Seven Into Even reworks Edmund Spenser's
The Faerie Queene in counterpoint to the seven deadly sins, and brings these vast references through a mesh of contemporary settings and issues in a series of poetic installations. The number seven works as an organizing principle: the book struggles with narrative and its constraints, questioning the development of characters as a poetic device, and reflecting on itself as it builds.
Seven Into Even is prose poetry at light speed, intermingled with the luscious slowness of short line leaps. Its seven sections explore the geographical spaciousness and local landscapes of Canada. Jacqueline Turner walks her poems through the handful of streets that make up Vancouver's Horseshoe Bay, to the Ship & Anchor in Calgary, and invites them to notice the way the sidewalks curve and cars stop for pedestrians -- even if they're jaywalking. Her characters are unsure and ambivalent -- and yet confident enough to highlight the fallacies of knowledge, reality, and truth.

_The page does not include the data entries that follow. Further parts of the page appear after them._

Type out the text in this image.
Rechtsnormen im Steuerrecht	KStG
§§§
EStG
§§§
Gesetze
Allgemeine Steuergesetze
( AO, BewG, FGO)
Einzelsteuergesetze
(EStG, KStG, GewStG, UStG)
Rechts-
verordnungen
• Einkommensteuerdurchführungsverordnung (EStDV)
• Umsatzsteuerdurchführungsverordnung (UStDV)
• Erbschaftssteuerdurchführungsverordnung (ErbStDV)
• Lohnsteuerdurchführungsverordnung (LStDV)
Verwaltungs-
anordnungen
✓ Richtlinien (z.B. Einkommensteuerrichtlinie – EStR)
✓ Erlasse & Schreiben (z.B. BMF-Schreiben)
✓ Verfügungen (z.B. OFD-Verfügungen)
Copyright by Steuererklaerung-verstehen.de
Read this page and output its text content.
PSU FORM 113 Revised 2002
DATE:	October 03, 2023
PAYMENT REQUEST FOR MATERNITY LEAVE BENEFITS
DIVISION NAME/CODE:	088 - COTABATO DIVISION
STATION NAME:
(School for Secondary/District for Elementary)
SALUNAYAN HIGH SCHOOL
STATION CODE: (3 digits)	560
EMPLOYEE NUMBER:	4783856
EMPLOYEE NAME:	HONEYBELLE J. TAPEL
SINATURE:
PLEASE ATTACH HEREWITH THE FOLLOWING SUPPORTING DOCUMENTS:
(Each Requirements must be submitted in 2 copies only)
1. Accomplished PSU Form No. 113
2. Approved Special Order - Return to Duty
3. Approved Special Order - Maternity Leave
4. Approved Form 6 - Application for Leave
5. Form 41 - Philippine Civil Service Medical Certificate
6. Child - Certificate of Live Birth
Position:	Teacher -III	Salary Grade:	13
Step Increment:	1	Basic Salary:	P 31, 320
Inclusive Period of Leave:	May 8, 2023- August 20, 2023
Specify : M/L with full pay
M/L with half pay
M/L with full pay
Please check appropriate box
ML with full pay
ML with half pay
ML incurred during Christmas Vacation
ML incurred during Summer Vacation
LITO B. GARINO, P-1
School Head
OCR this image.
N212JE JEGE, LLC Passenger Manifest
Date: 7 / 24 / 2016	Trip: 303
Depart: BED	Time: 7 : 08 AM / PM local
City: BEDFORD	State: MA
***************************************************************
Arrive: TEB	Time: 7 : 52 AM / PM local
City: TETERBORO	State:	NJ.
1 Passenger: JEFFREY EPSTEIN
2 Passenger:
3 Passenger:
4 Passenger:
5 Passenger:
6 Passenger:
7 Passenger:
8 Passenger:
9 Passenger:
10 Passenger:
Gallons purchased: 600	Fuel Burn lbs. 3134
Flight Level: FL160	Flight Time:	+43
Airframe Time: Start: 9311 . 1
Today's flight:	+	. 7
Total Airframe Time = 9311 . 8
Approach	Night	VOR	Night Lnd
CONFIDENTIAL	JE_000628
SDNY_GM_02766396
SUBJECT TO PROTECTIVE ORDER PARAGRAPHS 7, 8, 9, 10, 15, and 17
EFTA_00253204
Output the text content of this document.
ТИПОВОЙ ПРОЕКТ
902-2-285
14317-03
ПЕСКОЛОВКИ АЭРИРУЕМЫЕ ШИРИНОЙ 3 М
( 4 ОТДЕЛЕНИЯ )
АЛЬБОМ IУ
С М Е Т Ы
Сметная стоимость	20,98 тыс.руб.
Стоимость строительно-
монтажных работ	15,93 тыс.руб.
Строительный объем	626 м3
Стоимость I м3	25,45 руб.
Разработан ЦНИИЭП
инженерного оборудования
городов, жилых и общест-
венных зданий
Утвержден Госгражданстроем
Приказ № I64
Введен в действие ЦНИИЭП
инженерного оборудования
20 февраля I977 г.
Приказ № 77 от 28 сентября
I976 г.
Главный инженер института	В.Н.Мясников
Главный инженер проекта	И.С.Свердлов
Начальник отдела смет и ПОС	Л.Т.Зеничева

The scale of Turner's project is both daunting and paradoxical. Like Spenser, she considers the differences between appearance and reality, probing them for resonance. She records the noises that emanate beyond the surface of things, building intensities through the thrill and push of language as it rushes across the page. By playfully mixing genres, this book undoes the distinction between high and low art with an exciting series of linguistic collisions.